Assurément. L’essor d’internet a donné l’illusion que chacun pouvait être spécialiste de tout. L’artisan boucher-charcutier, le libraire, le caviste… tous ces métiers du lien assurent un rôle pédagogique, conseillent et transmettent des connaissances. Plus l’information est disponible et accessible, plus nous avons besoin d’autorités pour trier, filtrer, expertiser. Je suis enseignant à l’université depuis 15 ans et je constate que cette demande d’expertise et de pédagogie n’a pas disparu malgré l’essor d’une documentation accessible et gratuite, malgré aussi des innovations pédagogiques fumeuses qui ont aussi tenté d’effriter l’autorité des professeurs.
Si vous étiez un artisan, lequel seriez-vous ?Pourquoi ?
V.C.
Sans hésiter, je serais un artisan de l’alimentaire. J’aime cuisiner, je consacre beaucoup de temps à fréquenter les commerces de bouche, j’observe avec enthousiasme et intérêt les relations qui s’y déploient mais aussi les gestes des professionnels, les lumières, le décor, les aménagements, les meubles, les affiches… Les boucheries charcuteries, les traiteurs, les épiceries fines italiennes sont pour moi des lieux que j’affectionne beaucoup. Aucun héritage familial n’explique cette passion. Par contre, mon métier fait que je travaille beaucoup seul à lire, à écrire, à corriger des copies. Partir quelques heures dans Paris et flâner dans les commerces fait partie de mon quotidien. Ces promenades marchandes m’aident d’ailleurs beaucoup à réfléchir à ce que je viens de lire, à la manière d’écrire tel article ou tel chapitre, à construire tel plan de cours ou de conférence. La parution de mon livre m’a aussi amené depuis deux ans à beaucoup me déplacer pour des rencontres en librairie, en médiathèque, pour des conférences aussi. Et dès la porte de la gare franchie, plonger dans l’appareil commercial me permet de saisir un peu l’atmosphère d’une ville. On peut interpréter cela comme une déformation professionnelle mais c’est aussi une source de réjouissance pour moi, une respiration bienvenue.
Synopsis
Retail apocalypse. Cette expression désigne la vague de fermetures d’un grand nombre de magasins aux États-Unis depuis une dizaine d’années. En France, le mouvement n’a pas la même ampleur mais l’essor du e-commerce concurrence les ventes « physiques » et contribue à faire progresser la vacance commerciale en centre-ville et dans certaines galeries marchandes.
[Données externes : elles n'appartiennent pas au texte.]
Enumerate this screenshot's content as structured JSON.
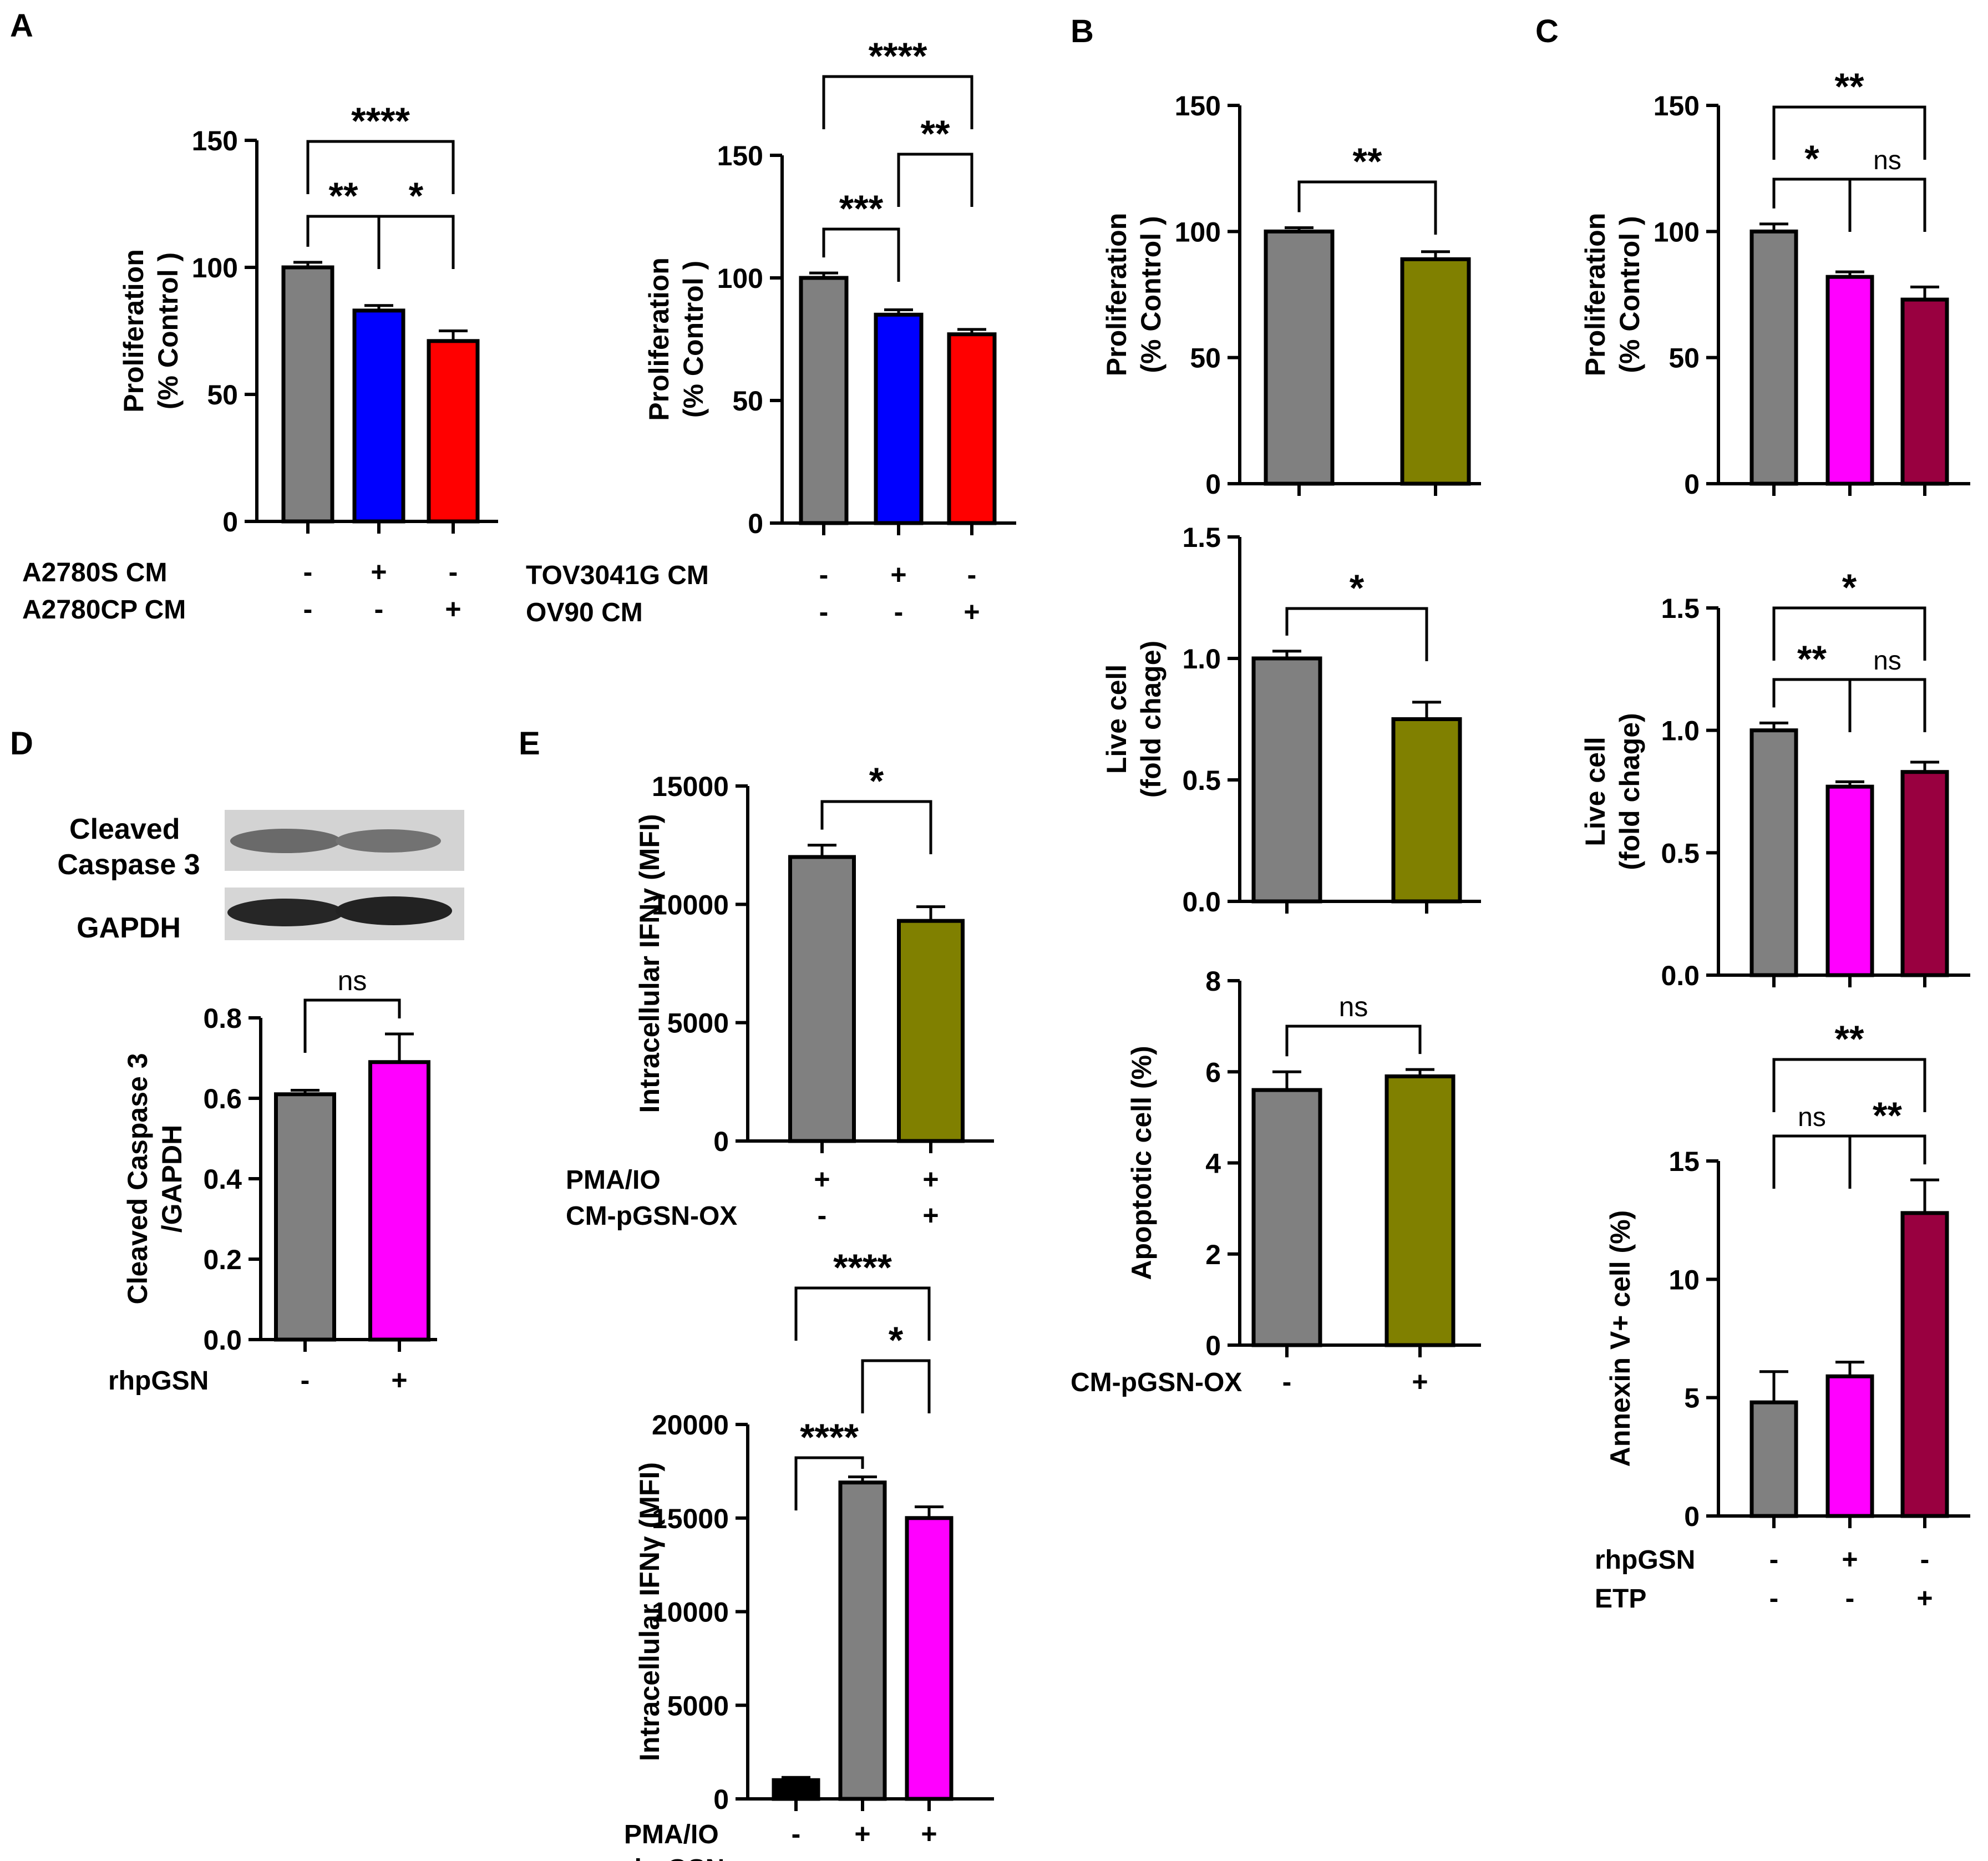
{
  "panel_letters": [
    "A",
    "B",
    "C",
    "D",
    "E"
  ],
  "blot": {
    "labels": [
      "Cleaved\nCaspase 3",
      "GAPDH"
    ]
  },
  "chart_data": [
    {
      "id": "A1",
      "panel": "A",
      "type": "bar",
      "ylabel": "Proliferation\n(% Control )",
      "ylim": [
        0,
        150
      ],
      "yticks": [
        0,
        50,
        100,
        150
      ],
      "ytick_labels": [
        "0",
        "50",
        "100",
        "150"
      ],
      "values": [
        100,
        83,
        71
      ],
      "errors": [
        2,
        2,
        4
      ],
      "colors": [
        "#808080",
        "#0000ff",
        "#ff0000"
      ],
      "conditions": [
        {
          "label": "A2780S CM",
          "signs": [
            "-",
            "+",
            "-"
          ]
        },
        {
          "label": "A2780CP CM",
          "signs": [
            "-",
            "-",
            "+"
          ]
        }
      ],
      "significance": [
        {
          "from": 0,
          "to": 1,
          "label": "**"
        },
        {
          "from": 1,
          "to": 2,
          "label": "*"
        },
        {
          "from": 0,
          "to": 2,
          "label": "****"
        }
      ]
    },
    {
      "id": "A2",
      "panel": "A",
      "type": "bar",
      "ylabel": "Proliferation\n(% Control )",
      "ylim": [
        0,
        150
      ],
      "yticks": [
        0,
        50,
        100,
        150
      ],
      "ytick_labels": [
        "0",
        "50",
        "100",
        "150"
      ],
      "values": [
        100,
        85,
        77
      ],
      "errors": [
        2,
        2,
        2
      ],
      "colors": [
        "#808080",
        "#0000ff",
        "#ff0000"
      ],
      "conditions": [
        {
          "label": "TOV3041G CM",
          "signs": [
            "-",
            "+",
            "-"
          ]
        },
        {
          "label": "OV90 CM",
          "signs": [
            "-",
            "-",
            "+"
          ]
        }
      ],
      "significance": [
        {
          "from": 0,
          "to": 1,
          "label": "***"
        },
        {
          "from": 1,
          "to": 2,
          "label": "**"
        },
        {
          "from": 0,
          "to": 2,
          "label": "****"
        }
      ]
    },
    {
      "id": "B1",
      "panel": "B",
      "type": "bar",
      "ylabel": "Proliferation\n(% Control )",
      "ylim": [
        0,
        150
      ],
      "yticks": [
        0,
        50,
        100,
        150
      ],
      "ytick_labels": [
        "0",
        "50",
        "100",
        "150"
      ],
      "values": [
        100,
        89
      ],
      "errors": [
        1.5,
        3
      ],
      "colors": [
        "#808080",
        "#808000"
      ],
      "conditions": [],
      "significance": [
        {
          "from": 0,
          "to": 1,
          "label": "**"
        }
      ]
    },
    {
      "id": "B2",
      "panel": "B",
      "type": "bar",
      "ylabel": "Live cell\n(fold chage)",
      "ylim": [
        0,
        1.5
      ],
      "yticks": [
        0,
        0.5,
        1.0,
        1.5
      ],
      "ytick_labels": [
        "0.0",
        "0.5",
        "1.0",
        "1.5"
      ],
      "values": [
        1.0,
        0.75
      ],
      "errors": [
        0.03,
        0.07
      ],
      "colors": [
        "#808080",
        "#808000"
      ],
      "conditions": [],
      "significance": [
        {
          "from": 0,
          "to": 1,
          "label": "*"
        }
      ]
    },
    {
      "id": "B3",
      "panel": "B",
      "type": "bar",
      "ylabel": "Apoptotic cell (%)",
      "ylim": [
        0,
        8
      ],
      "yticks": [
        0,
        2,
        4,
        6,
        8
      ],
      "ytick_labels": [
        "0",
        "2",
        "4",
        "6",
        "8"
      ],
      "values": [
        5.6,
        5.9
      ],
      "errors": [
        0.4,
        0.15
      ],
      "colors": [
        "#808080",
        "#808000"
      ],
      "conditions": [
        {
          "label": "CM-pGSN-OX",
          "signs": [
            "-",
            "+"
          ]
        }
      ],
      "significance": [
        {
          "from": 0,
          "to": 1,
          "label": "ns"
        }
      ]
    },
    {
      "id": "C1",
      "panel": "C",
      "type": "bar",
      "ylabel": "Proliferation\n(% Control )",
      "ylim": [
        0,
        150
      ],
      "yticks": [
        0,
        50,
        100,
        150
      ],
      "ytick_labels": [
        "0",
        "50",
        "100",
        "150"
      ],
      "values": [
        100,
        82,
        73
      ],
      "errors": [
        3,
        2,
        5
      ],
      "colors": [
        "#808080",
        "#ff00ff",
        "#990040"
      ],
      "conditions": [],
      "significance": [
        {
          "from": 0,
          "to": 1,
          "label": "*"
        },
        {
          "from": 1,
          "to": 2,
          "label": "ns"
        },
        {
          "from": 0,
          "to": 2,
          "label": "**"
        }
      ]
    },
    {
      "id": "C2",
      "panel": "C",
      "type": "bar",
      "ylabel": "Live cell\n(fold chage)",
      "ylim": [
        0,
        1.5
      ],
      "yticks": [
        0,
        0.5,
        1.0,
        1.5
      ],
      "ytick_labels": [
        "0.0",
        "0.5",
        "1.0",
        "1.5"
      ],
      "values": [
        1.0,
        0.77,
        0.83
      ],
      "errors": [
        0.03,
        0.02,
        0.04
      ],
      "colors": [
        "#808080",
        "#ff00ff",
        "#990040"
      ],
      "conditions": [],
      "significance": [
        {
          "from": 0,
          "to": 1,
          "label": "**"
        },
        {
          "from": 1,
          "to": 2,
          "label": "ns"
        },
        {
          "from": 0,
          "to": 2,
          "label": "*"
        }
      ]
    },
    {
      "id": "C3",
      "panel": "C",
      "type": "bar",
      "ylabel": "Annexin V+ cell (%)",
      "ylim": [
        0,
        15
      ],
      "yticks": [
        0,
        5,
        10,
        15
      ],
      "ytick_labels": [
        "0",
        "5",
        "10",
        "15"
      ],
      "values": [
        4.8,
        5.9,
        12.8
      ],
      "errors": [
        1.3,
        0.6,
        1.4
      ],
      "colors": [
        "#808080",
        "#ff00ff",
        "#990040"
      ],
      "conditions": [
        {
          "label": "rhpGSN",
          "signs": [
            "-",
            "+",
            "-"
          ]
        },
        {
          "label": "ETP",
          "signs": [
            "-",
            "-",
            "+"
          ]
        }
      ],
      "significance": [
        {
          "from": 0,
          "to": 1,
          "label": "ns"
        },
        {
          "from": 1,
          "to": 2,
          "label": "**"
        },
        {
          "from": 0,
          "to": 2,
          "label": "**"
        }
      ]
    },
    {
      "id": "D1",
      "panel": "D",
      "type": "bar",
      "ylabel": "Cleaved Caspase 3\n/GAPDH",
      "ylim": [
        0,
        0.8
      ],
      "yticks": [
        0,
        0.2,
        0.4,
        0.6,
        0.8
      ],
      "ytick_labels": [
        "0.0",
        "0.2",
        "0.4",
        "0.6",
        "0.8"
      ],
      "values": [
        0.61,
        0.69
      ],
      "errors": [
        0.01,
        0.07
      ],
      "colors": [
        "#808080",
        "#ff00ff"
      ],
      "conditions": [
        {
          "label": "rhpGSN",
          "signs": [
            "-",
            "+"
          ]
        }
      ],
      "significance": [
        {
          "from": 0,
          "to": 1,
          "label": "ns"
        }
      ]
    },
    {
      "id": "E1",
      "panel": "E",
      "type": "bar",
      "ylabel": "Intracellular IFNγ (MFI)",
      "ylim": [
        0,
        15000
      ],
      "yticks": [
        0,
        5000,
        10000,
        15000
      ],
      "ytick_labels": [
        "0",
        "5000",
        "10000",
        "15000"
      ],
      "values": [
        12000,
        9300
      ],
      "errors": [
        500,
        600
      ],
      "colors": [
        "#808080",
        "#808000"
      ],
      "conditions": [
        {
          "label": "PMA/IO",
          "signs": [
            "+",
            "+"
          ]
        },
        {
          "label": "CM-pGSN-OX",
          "signs": [
            "-",
            "+"
          ]
        }
      ],
      "significance": [
        {
          "from": 0,
          "to": 1,
          "label": "*"
        }
      ]
    },
    {
      "id": "E2",
      "panel": "E",
      "type": "bar",
      "ylabel": "Intracellular IFNγ (MFI)",
      "ylim": [
        0,
        20000
      ],
      "yticks": [
        0,
        5000,
        10000,
        15000,
        20000
      ],
      "ytick_labels": [
        "0",
        "5000",
        "10000",
        "15000",
        "20000"
      ],
      "values": [
        1000,
        16900,
        15000
      ],
      "errors": [
        150,
        300,
        600
      ],
      "colors": [
        "#000000",
        "#808080",
        "#ff00ff"
      ],
      "conditions": [
        {
          "label": "PMA/IO",
          "signs": [
            "-",
            "+",
            "+"
          ]
        },
        {
          "label": "rhpGSN",
          "signs": [
            "-",
            "-",
            "+"
          ]
        }
      ],
      "significance": [
        {
          "from": 0,
          "to": 1,
          "label": "****"
        },
        {
          "from": 1,
          "to": 2,
          "label": "*"
        },
        {
          "from": 0,
          "to": 2,
          "label": "****"
        }
      ]
    }
  ]
}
Pour autant, l’avenir des marchés, des boutiques, des centres commerciaux, des friperies, des brocantes, des grands magasins ou des librairies n’est pas scellé. En dépit de la digitalisation des courses, de la remise en cause de la distribution de masse et de l’apparition de nouvelles normes de consommation, le magasin demeure un lieu d’approvisionnement central.
Il est également un lieu social et assume d’autres fonctions capables de garantir son existence. Á travers une vingtaine de chapitres exposant les résultats d’enquêtes sociologiques, cet ouvrage propose une contribution originale au débat en mettant en évidence les fonctions symboliques et l’utilité sociale du magasin. Que fait-il à l’individu ? Que vient-il y chercher que les plateformes ne peuvent lui assurer ?
Les différents cas traités montrent à la fois l’importance des commerces dans la vie quotidienne des individus et leur capacité à être un espace où se jouent la construction identitaire et le besoin d’appartenance.
Ni complainte du progrès, ni tract poujadiste de défense des petits commerçants, cet ouvrage examine les raisons qui poussent chaque individu à consacrer en moyenne deux heures quarante par semaine aux achats hors de son domicile.